The pace of the DPRK's missile development has intensified and its projectiles have since last year been landing ever closer to Japan's coast, with three of the four missiles launched earlier this month falling in the Sea of Japan (East Sea) off Akita prefecture.
Japanese Prime Minister Shinzo Abe with President of the European Council Donald Tusk (R) and President of the European Commission Jean-Claude Juncker (C) in May 2016. /CFP Photo  
"I want to exchange opinions openly with G7 leaders," Abe told reporters at a Tokyo airport before his departure. "We hope to closely cooperate with the EU on issues the international community is facing such as the problems on DPRK and free trade," he said.

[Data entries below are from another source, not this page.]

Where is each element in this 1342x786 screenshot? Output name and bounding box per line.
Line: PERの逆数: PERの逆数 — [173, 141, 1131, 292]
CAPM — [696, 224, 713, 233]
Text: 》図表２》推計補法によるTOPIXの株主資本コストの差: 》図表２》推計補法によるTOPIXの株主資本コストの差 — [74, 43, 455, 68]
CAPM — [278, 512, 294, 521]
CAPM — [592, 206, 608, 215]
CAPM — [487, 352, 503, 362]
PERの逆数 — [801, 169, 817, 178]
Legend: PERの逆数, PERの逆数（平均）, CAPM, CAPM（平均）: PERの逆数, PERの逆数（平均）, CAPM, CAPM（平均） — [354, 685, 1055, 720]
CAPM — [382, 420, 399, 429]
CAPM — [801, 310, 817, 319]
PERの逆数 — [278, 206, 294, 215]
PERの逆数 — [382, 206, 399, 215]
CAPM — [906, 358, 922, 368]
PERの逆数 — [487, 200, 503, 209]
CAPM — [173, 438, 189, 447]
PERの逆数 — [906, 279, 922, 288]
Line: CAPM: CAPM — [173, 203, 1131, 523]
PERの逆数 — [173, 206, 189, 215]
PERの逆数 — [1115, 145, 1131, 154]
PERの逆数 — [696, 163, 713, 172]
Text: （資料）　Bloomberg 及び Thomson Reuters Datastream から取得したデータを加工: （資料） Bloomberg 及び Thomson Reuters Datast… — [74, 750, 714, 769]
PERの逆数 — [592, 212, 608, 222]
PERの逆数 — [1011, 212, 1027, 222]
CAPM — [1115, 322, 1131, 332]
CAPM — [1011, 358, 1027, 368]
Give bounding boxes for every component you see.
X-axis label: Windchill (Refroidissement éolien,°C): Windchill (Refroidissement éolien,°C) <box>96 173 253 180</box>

Abe's itinerary includes a visit to technology show CeBIT in Hanover followed by a summit with German Chancellor Angela Merkel and a meeting with French President Francois Hollande in Paris.
Abe will hold talks with European Commission head Jean-Claude Juncker and freshly re-elected European Union President Donald Tusk in Brussels as the EU aims to close a free trade deal with Tokyo this year.
The Japanese premier will return to Tokyo on Wednesday after meeting with Italian Prime Minister Paolo Gentiloni, chair of this year's Group of Seven industrialised countries.
Abe's visit comes two days after he claimed he would resign if he was investigated in a land-purchase scandal. 
Japanese media have revealed new evidence in a scandal involving Prime Minister Shizo Abe and Moritomo Gakuen, a nationalist school operator in western Japan. Both Abe and his wife are suspected of raising funds for the school operator’s dubious land purchase in mid-February.